Octave Uzanne: une préface méconnue d'un ouvrage américain de référence sur la Bibliophilie, « Four private libraries of New York, a contribution to the history of bibliophilism in America »

Amis Bibliophiles bonjour,
Croisée au hasard d’une lecture dans la langue de Shakespeare, je vous propose de découvrir une préface méconnue d’Octave Uzanne, adressée à Henri Pène du Bois, un bibliophile franco-américain résidant à New York, pour ouvrir son ouvrage Four private libraries of New York, a contribution to the history of bibliophilism in America (1892).Dans l’ouvrage, Pène du Bois aborde les grands thèmes de la bibliophilie de l’époque à travers les bibliothèques de quatre bibliophiles américains de l’époque, Charles Jolly Bavoillot, Samuel P. Avery (membre du Grolier Club), Valentin A. Blacque (membre du Grolier Club) et George Beach de Forest (ex-libris par Paul Avril): considérations générales sur les éditions romantiques et la reliure, les Elzevir, la vente Fortsas, etc. agrémentées de quelques images de belles reliures signées Trautz-Bauzonnet, Cuzin ou Pétrus Ruban.Ex-libris Jolly BavoillotGeorge Beach de Forest (ex-libris par Paul Avril)Au fil des pages, Pène du Bois s’affirme comme un « Uzanne d’outre-atlantique », le style gentiment emphatique en moins, ce qui est assez agréable il faut bien l’avouer. Pour un francophone qui parle correctement anglais, j’oserais dire que la lecture du Pène du Bois en anglais est finalement plus aisée que celle d’un texte d’Uzanne en français.
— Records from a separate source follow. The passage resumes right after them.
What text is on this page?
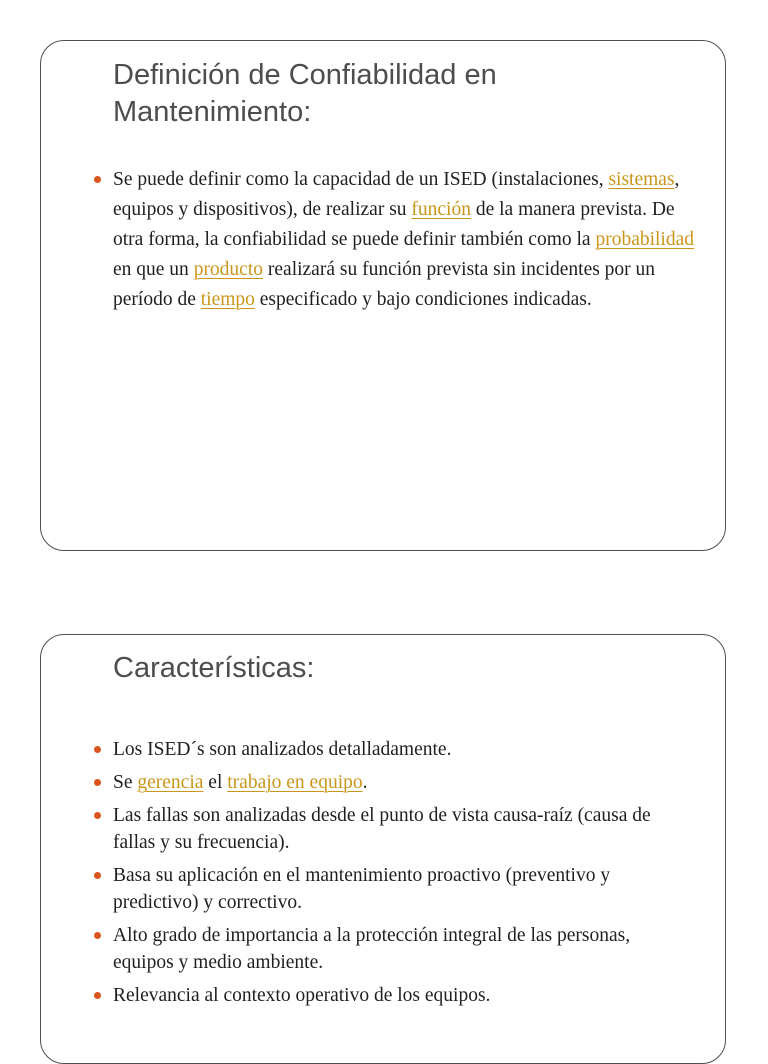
Definición de Confiabilidad en Mantenimiento:
Se puede definir como la capacidad de un ISED (instalaciones, sistemas, equipos y dispositivos), de realizar su función de la manera prevista. De otra forma, la confiabilidad se puede definir también como la probabilidad en que un producto realizará su función prevista sin incidentes por un período de tiempo especificado y bajo condiciones indicadas.
Características:
Los ISED´s son analizados detalladamente.
Se gerencia el trabajo en equipo.
Las fallas son analizadas desde el punto de vista causa-raíz (causa de fallas y su frecuencia).
Basa su aplicación en el mantenimiento proactivo (preventivo y predictivo) y correctivo.
Alto grado de importancia a la protección integral de las personas, equipos y medio ambiente.
Relevancia al contexto operativo de los equipos.
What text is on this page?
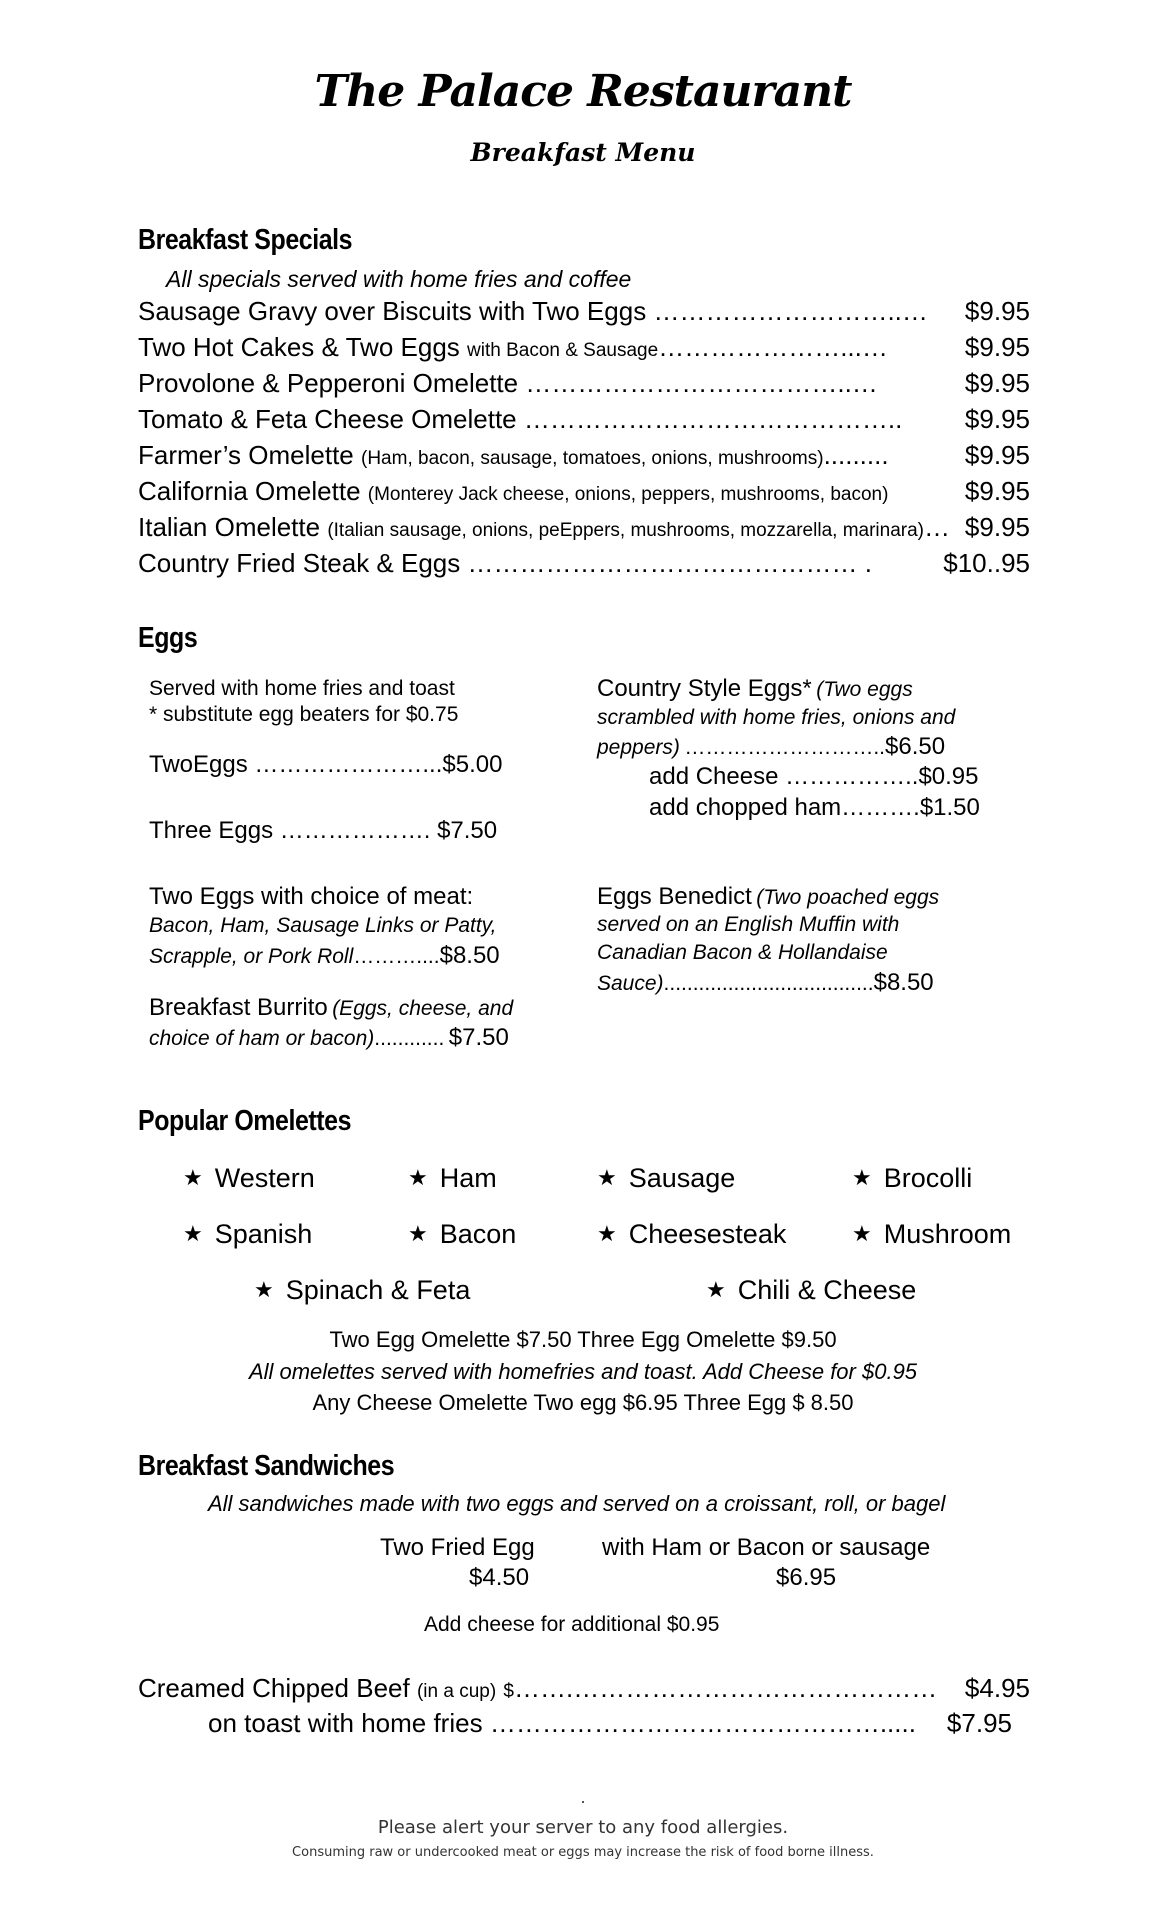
The Palace Restaurant
Breakfast Menu
Breakfast Specials
All specials served with home fries and coffee
Sausage Gravy over Biscuits with Two Eggs ………………………..… $9.95
Two Hot Cakes & Two Eggs with Bacon & Sausage…………………...…	$9.95
Provolone & Pepperoni Omelette ………………………………..…	$9.95
Tomato & Feta Cheese Omelette …………………………………….. $9.95
Farmer’s Omelette (Ham, bacon, sausage, tomatoes, onions, mushrooms).........	$9.95
California Omelette (Monterey Jack cheese, onions, peppers, mushrooms, bacon)	$9.95
Italian Omelette (Italian sausage, onions, peEppers, mushrooms, mozzarella, marinara)… $9.95
Country Fried Steak & Eggs ……………………………………… .	$10..95
Eggs
Served with home fries and toast
* substitute egg beaters for $0.75
TwoEggs …………………...$5.00
Three Eggs ………………. $7.50
Two Eggs with choice of meat:
Bacon, Ham, Sausage Links or Patty,
Scrapple, or Pork Roll………....$8.50
Breakfast Burrito (Eggs, cheese, and
choice of ham or bacon)............ $7.50
Country Style Eggs* (Two eggs
scrambled with home fries, onions and
peppers) ………………………..$6.50
add Cheese ……………..$0.95
add chopped ham……….$1.50
Eggs Benedict (Two poached eggs
served on an English Muffin with
Canadian Bacon & Hollandaise
Sauce)....................................$8.50
Popular Omelettes
★ Western	★ Ham	★ Sausage	★ Brocolli
★ Spanish	★ Bacon	★ Cheesesteak	★ Mushroom
★ Spinach & Feta	★ Chili & Cheese
Two Egg Omelette $7.50 Three Egg Omelette $9.50
All omelettes served with homefries and toast. Add Cheese for $0.95
Any Cheese Omelette Two egg $6.95 Three Egg $ 8.50
Breakfast Sandwiches
All sandwiches made with two eggs and served on a croissant, roll, or bagel
Two Fried Egg
$4.50
with Ham or Bacon or sausage
$6.95
Add cheese for additional $0.95
Creamed Chipped Beef (in a cup) $…….…………………………………… $4.95
on toast with home fries ………………………………………..... $7.95
.
Please alert your server to any food allergies.
Consuming raw or undercooked meat or eggs may increase the risk of food borne illness.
On notera que si le livre est en anglais, la préface d’Uzanne elle, n’a pas été traduite et est proposée en français dans l’édition américaine.
Pour revenir à Uzanne, on ne sait s’il a croisé Pène du Bois, et il précise dans son texte qu’il n’a jamais eu l’ouvrage sous les yeux avant de le « préfacer ». 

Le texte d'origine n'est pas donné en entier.